Putin: Ukraine has fallen into civil war
Germany's Chancellor Merkel asks Russia to respect election assessment
Russian President Vladimir Putin said on Friday he believed Ukraine had collapsed into civil war.
Reiterating comments by other Russian leaders, he told businessmen at a conference in St Petersburg that there had been chaos since former president Viktor Yanukovich was forced out of office in Ukraine in February.
The chaos, he said, had given way to civil war.
Problems linked to Ukraine and Crimea were caused by lack of world trust, he said, according to a ITAR-TASS report.
Without Russia, Crimea would have seen a worse tragedy than the May 2 massacre in Odessa, he added.
The West has threatened Russia with painful sanctions against entire sectors of its troubled economy should it be deemed to have disrupted the Ukraine election that is almost certain to bring a new pro-Western leader to power.
German Chancellor Angela Merkel called on Putin to accept the assessment of about 1,000 observers from the Organization for Security and Cooperation in Europe who are monitoring the election throughout the country of 46 million people.
"I expect Russia to respect the doubtlessly objective assessment of the OSCE - after all, it is a member of the organization," Merkel said in interview with the Saarbruecker Zeitung newspaper.
In the face of the Western threats, Moscow has ordered the withdrawal of some 40,000 troops it has massed along its neighbor's border since seizing Crimea in reprisal for the February overthrow of Yanukovich.
But Russian Foreign Minister Sergei Lavrov said on Friday that the West needed to learn the "right lesson" from the Ukraine crisis, as he criticized efforts to contain Russia since the collapse of the Soviet Union.
"If the goal is to prevent such crises from repeating in the future, the right lesson must be learned from events in Ukraine," Lavrov told a security conference in Moscow.
The Ukraine crisis is "the logical result of the evolution of the situation in Europe in the last 25 years", he said.
Russia's chief of general staff, Valery Gerasimov, told the conference that Moscow would take steps to respond to what he said was increased NATO activity near its border amid the crisis in Ukraine.

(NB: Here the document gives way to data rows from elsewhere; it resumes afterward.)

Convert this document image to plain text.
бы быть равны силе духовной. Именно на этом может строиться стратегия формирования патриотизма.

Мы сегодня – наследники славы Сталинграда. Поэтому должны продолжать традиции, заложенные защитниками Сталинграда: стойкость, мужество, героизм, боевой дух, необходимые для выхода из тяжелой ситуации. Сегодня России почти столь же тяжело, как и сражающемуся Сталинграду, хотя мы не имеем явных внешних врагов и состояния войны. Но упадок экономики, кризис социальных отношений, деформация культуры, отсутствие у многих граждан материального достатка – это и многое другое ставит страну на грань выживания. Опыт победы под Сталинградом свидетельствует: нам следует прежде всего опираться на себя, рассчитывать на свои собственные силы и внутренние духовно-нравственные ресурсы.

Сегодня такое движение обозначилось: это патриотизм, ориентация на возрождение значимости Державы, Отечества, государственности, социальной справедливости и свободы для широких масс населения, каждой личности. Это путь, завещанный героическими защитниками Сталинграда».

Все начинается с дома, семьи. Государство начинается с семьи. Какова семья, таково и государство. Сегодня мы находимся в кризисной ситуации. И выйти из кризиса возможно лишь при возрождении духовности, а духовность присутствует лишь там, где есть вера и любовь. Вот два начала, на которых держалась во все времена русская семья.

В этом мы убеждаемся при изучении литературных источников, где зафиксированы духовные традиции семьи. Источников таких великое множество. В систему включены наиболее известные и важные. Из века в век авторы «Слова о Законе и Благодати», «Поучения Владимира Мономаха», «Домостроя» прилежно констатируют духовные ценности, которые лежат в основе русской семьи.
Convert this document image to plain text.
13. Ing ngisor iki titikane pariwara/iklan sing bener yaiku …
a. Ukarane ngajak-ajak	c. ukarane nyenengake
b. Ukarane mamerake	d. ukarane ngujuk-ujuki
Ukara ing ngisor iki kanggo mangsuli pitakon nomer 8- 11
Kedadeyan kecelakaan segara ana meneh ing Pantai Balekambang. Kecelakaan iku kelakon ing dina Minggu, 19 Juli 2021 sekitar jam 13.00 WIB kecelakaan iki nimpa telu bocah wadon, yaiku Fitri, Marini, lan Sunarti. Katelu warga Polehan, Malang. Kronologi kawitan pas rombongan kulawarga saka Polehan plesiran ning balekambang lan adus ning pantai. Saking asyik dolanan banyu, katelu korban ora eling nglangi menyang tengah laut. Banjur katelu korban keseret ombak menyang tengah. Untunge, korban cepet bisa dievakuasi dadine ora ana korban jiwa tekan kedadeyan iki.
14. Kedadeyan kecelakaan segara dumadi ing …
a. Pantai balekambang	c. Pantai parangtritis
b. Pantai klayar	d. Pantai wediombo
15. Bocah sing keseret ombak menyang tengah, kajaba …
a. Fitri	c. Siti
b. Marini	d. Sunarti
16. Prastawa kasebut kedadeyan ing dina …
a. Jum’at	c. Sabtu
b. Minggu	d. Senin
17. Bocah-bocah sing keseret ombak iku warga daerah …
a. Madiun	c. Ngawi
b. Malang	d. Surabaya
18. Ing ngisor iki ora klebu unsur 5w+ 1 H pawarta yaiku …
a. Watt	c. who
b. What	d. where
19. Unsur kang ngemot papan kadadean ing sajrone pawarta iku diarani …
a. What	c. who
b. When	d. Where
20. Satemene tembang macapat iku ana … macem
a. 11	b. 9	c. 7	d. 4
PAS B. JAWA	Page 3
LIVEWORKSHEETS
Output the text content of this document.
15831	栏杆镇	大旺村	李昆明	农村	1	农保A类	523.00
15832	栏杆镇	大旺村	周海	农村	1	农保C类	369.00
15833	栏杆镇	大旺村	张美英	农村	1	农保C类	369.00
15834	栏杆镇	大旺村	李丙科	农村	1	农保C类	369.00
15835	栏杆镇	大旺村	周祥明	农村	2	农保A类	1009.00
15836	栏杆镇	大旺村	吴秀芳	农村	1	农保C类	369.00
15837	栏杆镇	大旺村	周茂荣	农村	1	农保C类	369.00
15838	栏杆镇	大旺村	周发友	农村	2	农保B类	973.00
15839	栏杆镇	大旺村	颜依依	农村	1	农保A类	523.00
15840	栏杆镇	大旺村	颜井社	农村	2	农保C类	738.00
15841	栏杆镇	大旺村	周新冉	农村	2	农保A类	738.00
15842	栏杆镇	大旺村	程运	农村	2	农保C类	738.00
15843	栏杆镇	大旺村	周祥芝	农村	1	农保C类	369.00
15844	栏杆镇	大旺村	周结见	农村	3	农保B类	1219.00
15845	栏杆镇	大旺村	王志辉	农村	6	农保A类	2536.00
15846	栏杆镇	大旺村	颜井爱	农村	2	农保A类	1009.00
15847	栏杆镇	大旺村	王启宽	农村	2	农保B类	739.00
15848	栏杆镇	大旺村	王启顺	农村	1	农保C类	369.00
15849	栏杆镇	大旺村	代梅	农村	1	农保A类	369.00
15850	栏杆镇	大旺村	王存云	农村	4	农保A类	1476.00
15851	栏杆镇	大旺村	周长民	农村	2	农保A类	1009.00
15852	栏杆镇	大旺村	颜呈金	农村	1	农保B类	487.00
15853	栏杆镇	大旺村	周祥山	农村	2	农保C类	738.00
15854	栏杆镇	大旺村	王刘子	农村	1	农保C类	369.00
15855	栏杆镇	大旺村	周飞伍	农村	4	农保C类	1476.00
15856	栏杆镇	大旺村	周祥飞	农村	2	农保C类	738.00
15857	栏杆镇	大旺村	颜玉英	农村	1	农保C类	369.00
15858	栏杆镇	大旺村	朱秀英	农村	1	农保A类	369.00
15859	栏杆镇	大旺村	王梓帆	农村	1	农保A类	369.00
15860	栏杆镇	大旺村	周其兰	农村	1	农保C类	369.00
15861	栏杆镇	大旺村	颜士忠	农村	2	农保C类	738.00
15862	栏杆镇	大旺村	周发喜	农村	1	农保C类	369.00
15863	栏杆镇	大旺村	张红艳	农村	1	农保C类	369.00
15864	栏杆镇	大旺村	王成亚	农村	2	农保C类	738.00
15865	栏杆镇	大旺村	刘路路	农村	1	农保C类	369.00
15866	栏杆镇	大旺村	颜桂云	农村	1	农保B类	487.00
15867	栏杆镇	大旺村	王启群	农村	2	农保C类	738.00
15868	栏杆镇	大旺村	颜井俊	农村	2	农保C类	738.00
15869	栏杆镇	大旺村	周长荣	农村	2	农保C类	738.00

"The intensity, the operational and combat readiness of the (Western military) alliance's troops is being increased near the Russian border. In these circumstances ... We have to take retaliatory measures," he said.
In the latest development in Ukraine, at least five people were killed on Friday in fighting near the eastern hub of Donetsk, two days before a presidential election undermined by an upsurge in attacks by militia forces.
The latest bloodshed, on the heels of the deaths of 18 soldiers on Thursday in the eastern rustbelt near Russia, underscores the trouble the interim leaders have in making sure they can pull off a safe and well-attended vote on Sunday.
Interim president Oleksandr Turchynov appealed to voters to come out and show their support for the authorities in the face of an insurgency he and Western leaders accuse Russia of orchestrating.
"We will never again stand being denied freedom and independence or seeing our Ukraine being turned into a part of a post-Soviet empire," he said in a brief nationally televised address.